How to remove stubborn limescale stains
Limescale stains are not pretty to look at and damage your sinks and shower walls. We tell you everything you need to know about removing limescale.
As the years go by, limescale builds up on baths, fittings and tiles. Limescale on shower walls in particular is almost impossible to remove. You can keep scrubbing and scrubbing – but if you don’t use the right limescale remover, you won’t get far. But limescale remover can also corrode surfaces, varnishes and plastics. Before you apply limescale remover over a large area, first test the agent for tolerance on an out-of-sight spot.
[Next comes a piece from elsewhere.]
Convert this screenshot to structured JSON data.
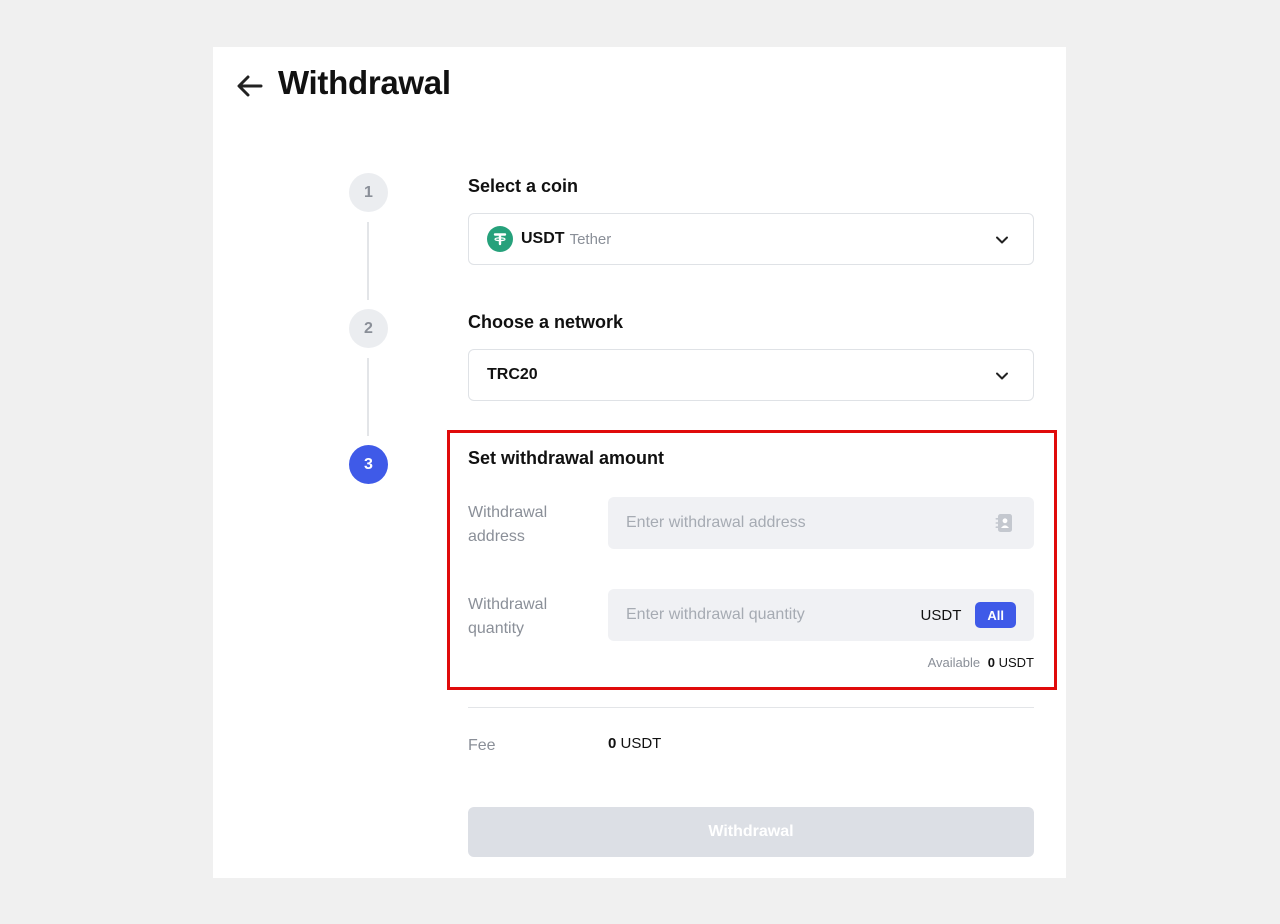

Prevent limescale stains from developing
Limescale can be prevented in showers and baths by daily cleaning. After every shower, rinse the remaining soap and water from the bath and shower wall. Use a shower squeegee and then wipe down the shower wall dry again with a cloth. Wipe away any water from surfaces used for storage and rub the surfaces until they are dry. Wipe down shower fittings with a cloth. If limescale still builds up, remove it with a mild sanitary cleaner.
Safety information when using limescale remover
Whichever limescale remover you use, there are some important factors that you need to bear in mind:
- Not every limescale remover is suitable for cleaning fittings
- Never mix different limescale removers
- The descaler must be sprayed on to a cleaning cloth and not directly on to the fittings
- Read and follow the instructions on the packaging about application time
- Always rinse limescale cleaner with cold water.
Removing limescale stains
Regular cleaning with a gentle cleaner prevents the build-up of heavy limescale. The environment will also thank you if you use gentle cleaning agents instead of aggressive chemicals. Cover encrusted limescale with a cloth soaked in limescale remover and leave it overnight. Repeat this method to remove stubborn limescale stains.
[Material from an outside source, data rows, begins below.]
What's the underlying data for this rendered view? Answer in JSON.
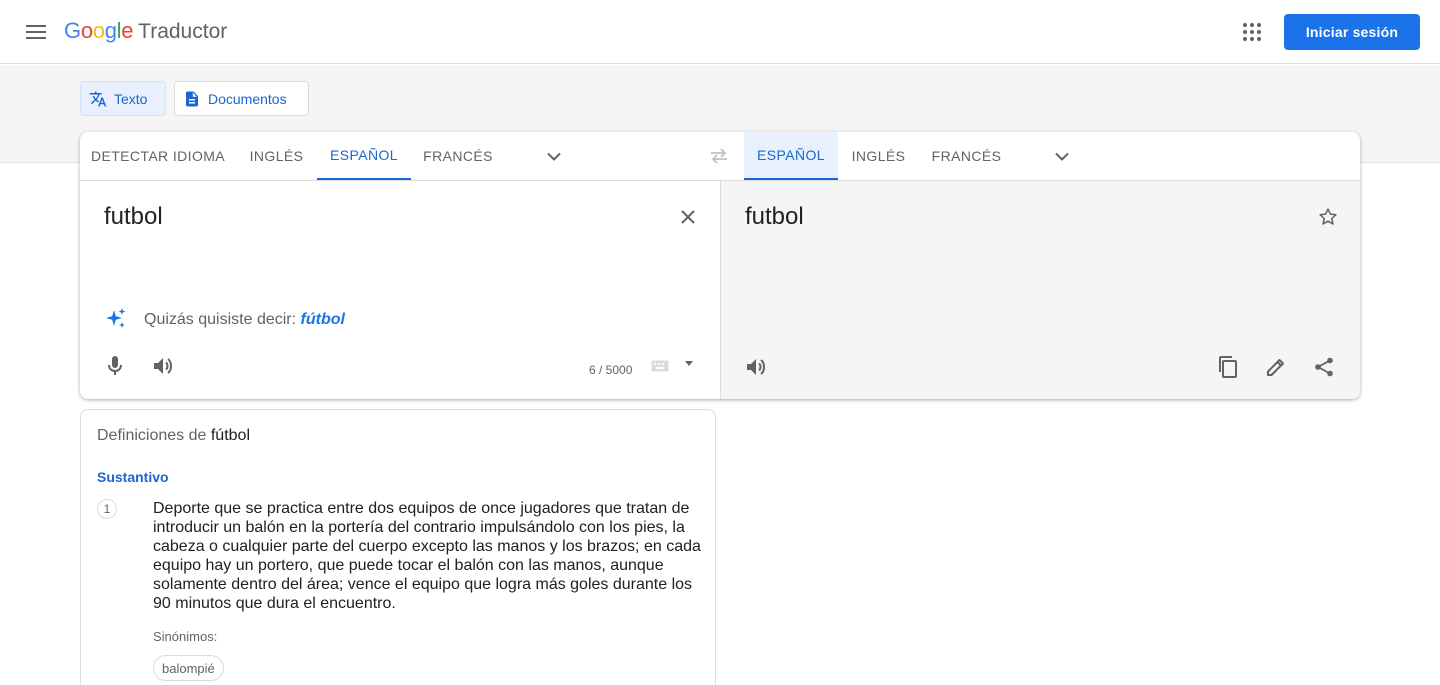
{
  "header": {
    "logo_google": [
      "G",
      "o",
      "o",
      "g",
      "l",
      "e"
    ],
    "logo_colors": [
      "#4285f4",
      "#ea4335",
      "#fbbc05",
      "#4285f4",
      "#34a853",
      "#ea4335"
    ],
    "product": "Traductor",
    "signin_label": "Iniciar sesión",
    "accent": "#1a73e8"
  },
  "modes": [
    {
      "label": "Texto",
      "icon": "translate-icon",
      "active": true
    },
    {
      "label": "Documentos",
      "icon": "document-icon",
      "active": false
    }
  ],
  "source_langs": {
    "tabs": [
      "DETECTAR IDIOMA",
      "INGLÉS",
      "ESPAÑOL",
      "FRANCÉS"
    ],
    "selected": "ESPAÑOL"
  },
  "target_langs": {
    "tabs": [
      "ESPAÑOL",
      "INGLÉS",
      "FRANCÉS"
    ],
    "selected": "ESPAÑOL"
  },
  "source": {
    "text": "futbol",
    "suggestion_prefix": "Quizás quisiste decir:",
    "suggestion_word": "fútbol",
    "char_count": "6 / 5000"
  },
  "target": {
    "text": "futbol"
  },
  "definitions": {
    "title_prefix": "Definiciones de",
    "term": "fútbol",
    "part_of_speech": "Sustantivo",
    "entries": [
      {
        "number": "1",
        "text": "Deporte que se practica entre dos equipos de once jugadores que tratan de introducir un balón en la portería del contrario impulsándolo con los pies, la cabeza o cualquier parte del cuerpo excepto las manos y los brazos; en cada equipo hay un portero, que puede tocar el balón con las manos, aunque solamente dentro del área; vence el equipo que logra más goles durante los 90 minutos que dura el encuentro.",
        "synonyms_label": "Sinónimos:",
        "synonyms": [
          "balompié"
        ]
      }
    ]
  }
}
Pay attention to the surface type
Limescale stains in baths, showers, sinks or toilet bowls should be removed with care. Baths and showers are often made of plastic and are sensitive to acidic cleaning agents, abrasive sponges and microfibre cloths. Porcelain (wash basins, toilets), on the other hand, is almost indestructible and can survive treatment with aggressive cleaners. Tiles are also tough, but this is not the case for the joints. The acidity of some cleaners makes the grout in the joints porous, so make sure you don’t damage it when removing limescale from tiles.
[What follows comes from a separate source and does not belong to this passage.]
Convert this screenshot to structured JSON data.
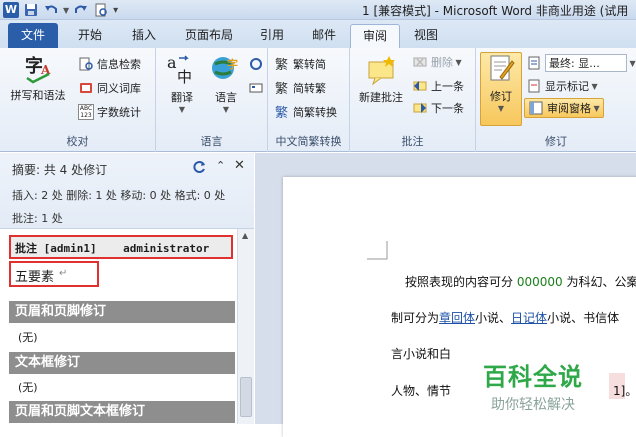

Descaling fittings and shower heads
Fittings are very delicate, which means it is particularly important that you use a suitable cleaner. It should not contain any hydrochloric, acetic or formic acid, as these will damage the shine of the fittings. Gels and foam cleaners are suitable for taps because they stick to angled surfaces and react better. You should also keep in mind the application time to avoid damage to the material. The following trick helps to descale shower heads: Cut off the mouthpiece of a balloon, fill the balloon with citric acid and put it over the shower head. Leave it for a while and then dry the shower head. This way, you don’t need to take off the shower head.